How investors can adapt
If you see yourself as a long-term, goal-based investor rather than a pure trader, SEBI’s new IPO norms are broadly in your favour. Here is how you can adapt your approach:
- Treat IPOs as one of many ways to build equity exposure, not the primary one. A diversified mutual fund or ETF portfolio often deserves first priority.
- When considering an IPO, apply the same discipline you would apply to buying any stock – fundamentals, valuation, governance, and fit with your overall asset allocation.
- Use SEBI’s new disclosures on lock-ins and pledged shares as a governance filter.

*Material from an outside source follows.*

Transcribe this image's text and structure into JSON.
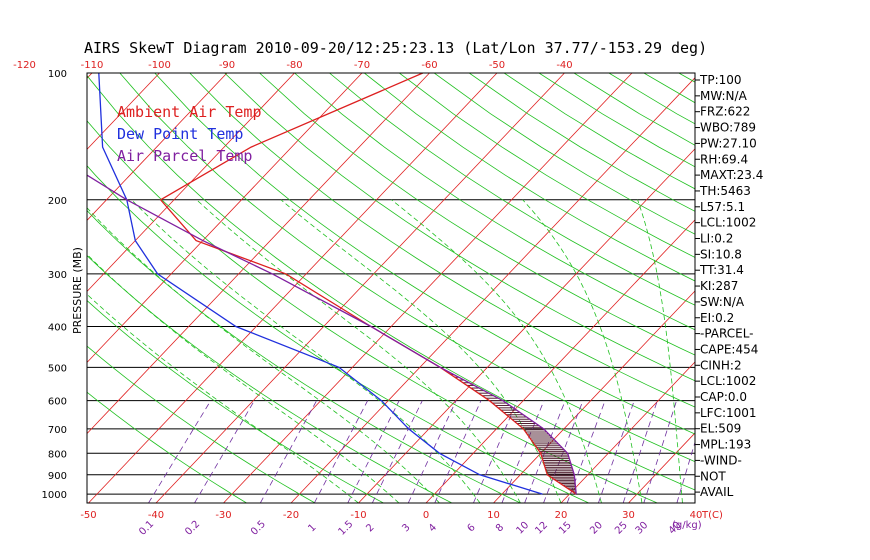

If something looks complicated or uncomfortable, it’s okay to skip the offer.
Over time, a mix of stronger regulations and better-informed investors can make India’s primary markets deeper, more transparent and more rewarding.
Key takeaways
- SEBI has introduced stricter lock-in norms for anchor investors, requiring them to hold at least half their IPO allocation for 90 days, reducing the risk of abrupt exits and post-listing price shocks.
- A new mechanism now allows depositories to tag pledged pre-IPO shares as “non-transferable” when a conventional lock-in cannot be created, ensuring that such shares stay effectively locked for the required period.
- Issuers must amend their Articles, inform lenders, and make clear disclosures, while depositories and exchanges upgrade systems and monitoring, collectively plugging long-standing gaps in IPO governance.
- For retail investors, these norms mean better alignment of interests and more transparent risk, but do not remove the need for thorough fundamental analysis and self-awareness about risk appetite.
Disclaimer
This article is meant for general information and educational purposes only and does not constitute investment, tax, legal or other professional advice. The regulatory summary here is simplified and may not capture all exceptions, conditions or subsequent changes. SEBI regulations and circulars are subject to amendment, and interpretations can vary based on specific facts and transaction structures. Before making any investment or financial decision, including applying for an IPO, you should carefully review the relevant offer documents, assess your objectives, risk appetite and constraints, and consider seeking advice from a qualified, SEBI-registered intermediary or other licensed professional.